FILE – A Union Pacific train travels through Union, Neb., July 31, 2018. Union Pacific announced Wednesday, July 26, 2023, it has hired its former chief operating officer Jim Vena as the new CEO. The Soroban Capital Partners hedge fund that holds a $1.6 billion stake in Union Pacific had been urging the railroad to hire Vena because of his expertise in streamlining operations. (AP Photo/Nati Harnik, File)

The Associated Press

OMAHA, Neb. — Union Pacific’s new CEO Jim Vena started Monday by promising to improve safety and service to help the railroad grow, but he cautioned that “the road ahead won’t be an easy one.”

Some of the Omaha, Nebraska, railroad’s biggest unions are already lukewarm on Vena’s hiring because he is a strong proponent of the lean operating model UP and the rest of the industry have been using in recent years that led to widespread job cuts. Vena helped oversee Union Pacific’s initial implementation of that “precision scheduled railroading” model when he served as the railroad’s chief operating officer for two years starting in 2019.
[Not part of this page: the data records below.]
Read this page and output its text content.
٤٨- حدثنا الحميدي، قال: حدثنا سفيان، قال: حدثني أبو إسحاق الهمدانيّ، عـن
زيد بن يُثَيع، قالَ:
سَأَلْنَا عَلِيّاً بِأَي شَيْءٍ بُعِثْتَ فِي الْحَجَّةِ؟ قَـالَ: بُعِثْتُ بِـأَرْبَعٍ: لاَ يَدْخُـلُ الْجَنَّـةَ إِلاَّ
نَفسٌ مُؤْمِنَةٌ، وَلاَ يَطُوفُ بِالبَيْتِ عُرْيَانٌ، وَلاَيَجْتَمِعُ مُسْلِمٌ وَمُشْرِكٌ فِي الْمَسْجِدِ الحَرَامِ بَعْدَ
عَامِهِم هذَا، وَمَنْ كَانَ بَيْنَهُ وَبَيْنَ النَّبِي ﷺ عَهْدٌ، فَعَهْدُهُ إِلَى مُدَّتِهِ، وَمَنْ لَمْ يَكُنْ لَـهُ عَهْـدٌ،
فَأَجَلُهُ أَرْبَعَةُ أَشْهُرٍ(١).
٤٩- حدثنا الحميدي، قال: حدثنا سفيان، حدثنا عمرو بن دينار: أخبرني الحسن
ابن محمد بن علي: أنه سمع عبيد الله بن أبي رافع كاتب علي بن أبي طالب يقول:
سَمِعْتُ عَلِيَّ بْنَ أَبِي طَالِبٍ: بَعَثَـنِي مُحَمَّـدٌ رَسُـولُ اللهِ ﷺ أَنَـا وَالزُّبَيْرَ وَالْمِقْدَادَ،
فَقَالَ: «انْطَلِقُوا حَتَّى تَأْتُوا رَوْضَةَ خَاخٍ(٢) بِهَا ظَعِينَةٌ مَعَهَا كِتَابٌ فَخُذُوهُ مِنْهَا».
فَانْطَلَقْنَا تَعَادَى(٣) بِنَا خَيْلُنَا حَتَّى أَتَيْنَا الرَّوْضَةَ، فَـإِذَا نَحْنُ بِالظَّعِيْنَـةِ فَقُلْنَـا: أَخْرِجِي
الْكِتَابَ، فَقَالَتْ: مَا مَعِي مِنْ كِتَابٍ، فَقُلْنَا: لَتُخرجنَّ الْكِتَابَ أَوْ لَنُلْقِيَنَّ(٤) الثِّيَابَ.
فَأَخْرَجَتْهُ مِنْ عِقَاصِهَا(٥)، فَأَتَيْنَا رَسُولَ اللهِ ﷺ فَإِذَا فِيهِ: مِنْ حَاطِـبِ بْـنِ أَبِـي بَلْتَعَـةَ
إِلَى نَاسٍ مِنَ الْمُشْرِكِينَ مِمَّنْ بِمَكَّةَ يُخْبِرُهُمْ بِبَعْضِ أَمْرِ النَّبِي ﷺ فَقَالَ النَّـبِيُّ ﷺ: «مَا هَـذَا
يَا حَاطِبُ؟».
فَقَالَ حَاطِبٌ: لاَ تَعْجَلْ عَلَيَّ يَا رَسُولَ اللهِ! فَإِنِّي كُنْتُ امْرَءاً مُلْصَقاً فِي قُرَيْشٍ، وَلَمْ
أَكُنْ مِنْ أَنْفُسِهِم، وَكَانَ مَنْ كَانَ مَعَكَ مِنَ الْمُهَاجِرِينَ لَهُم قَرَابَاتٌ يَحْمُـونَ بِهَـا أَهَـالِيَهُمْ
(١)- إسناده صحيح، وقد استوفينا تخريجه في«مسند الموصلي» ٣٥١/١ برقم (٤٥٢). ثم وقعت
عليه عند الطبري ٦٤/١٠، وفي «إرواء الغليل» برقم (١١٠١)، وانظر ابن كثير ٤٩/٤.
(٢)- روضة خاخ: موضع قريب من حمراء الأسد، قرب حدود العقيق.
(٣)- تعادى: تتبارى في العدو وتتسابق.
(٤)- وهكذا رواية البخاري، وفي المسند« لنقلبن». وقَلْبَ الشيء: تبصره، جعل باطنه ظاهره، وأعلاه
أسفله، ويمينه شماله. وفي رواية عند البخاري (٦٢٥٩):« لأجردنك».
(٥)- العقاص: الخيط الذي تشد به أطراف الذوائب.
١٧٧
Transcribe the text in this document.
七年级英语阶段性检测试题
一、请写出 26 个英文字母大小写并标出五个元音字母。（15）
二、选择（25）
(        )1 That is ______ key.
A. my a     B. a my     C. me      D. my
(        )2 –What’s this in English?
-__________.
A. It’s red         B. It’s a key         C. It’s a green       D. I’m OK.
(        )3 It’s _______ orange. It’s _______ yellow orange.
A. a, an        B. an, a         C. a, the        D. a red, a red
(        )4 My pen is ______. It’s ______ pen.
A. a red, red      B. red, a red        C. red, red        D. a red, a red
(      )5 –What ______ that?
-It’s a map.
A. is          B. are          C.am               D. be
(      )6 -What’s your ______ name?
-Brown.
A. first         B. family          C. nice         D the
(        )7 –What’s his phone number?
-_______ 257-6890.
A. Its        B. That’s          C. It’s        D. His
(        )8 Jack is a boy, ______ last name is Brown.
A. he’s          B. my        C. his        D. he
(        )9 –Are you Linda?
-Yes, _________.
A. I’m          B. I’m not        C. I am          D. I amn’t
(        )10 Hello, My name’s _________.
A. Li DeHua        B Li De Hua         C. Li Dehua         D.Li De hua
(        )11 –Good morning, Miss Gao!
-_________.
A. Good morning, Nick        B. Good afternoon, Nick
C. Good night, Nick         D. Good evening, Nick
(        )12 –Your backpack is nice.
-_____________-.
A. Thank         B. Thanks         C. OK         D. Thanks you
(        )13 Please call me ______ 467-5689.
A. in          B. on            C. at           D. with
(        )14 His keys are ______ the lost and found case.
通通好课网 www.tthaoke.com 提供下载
Vena suggested more changes are coming at the railroad in a note to all of UP’s staff Monday where he emphasized his experience working his way up through the industry after starting as a brakeman, but he didn’t offer any specifics. He was hired last month after a hedge fund pressured the railroad to oust Lance Fritz because it was disappointed with Union Pacific’s performance during his tenure.

“I know you have many questions about what will happen and how it will impact you,” Vena said in his letter. “I share some of those questions, and I will learn a lot from you as I travel the system. What I can tell you is that we will become the safest railroad in the world. I can tell you we will improve our service product, and we will become more efficient and more reliable – for ourselves, our customers, our communities and our shareholders.”

The five general chairpersons who lead the Transportation Division of the International Association of Sheet Metal, Air, Rail and Transportation Workers union that represents conductors on Union Pacific said after Vena’s hiring that they blame him for much of the deterioration in workers’ quality of life because of the changes he made in the name of higher profits.

“He orchestrated huge furloughs and cuts to every department in transportation, which resulted in the crew shortages we have yet to recover from,” the SMART-TD union officials wrote in their letter. “Vena put this railroad on a long-term path of destruction for a short-term return on investment for Wall Street tycoons. Watching Union Pacific place this albatross as CEO for the foreseeable future is heartbreaking for those of us who have worked hard to bring Union Pacific back from the brink.”

The SMART-TD union canceled several of its scheduled negotiating sessions with the railroad over the next couple months because of the concerns about Vena’s leadership and his willingness to address worker concerns.

The Brotherhood of Locomotive Engineers and Trainmen union also expressed reservations about Vena’s hiring at the time it was announced.

Union Pacific is one of the nation’s largest railroads with a network of 32,400 miles (52,000 kilometers) of track in 23 Western states.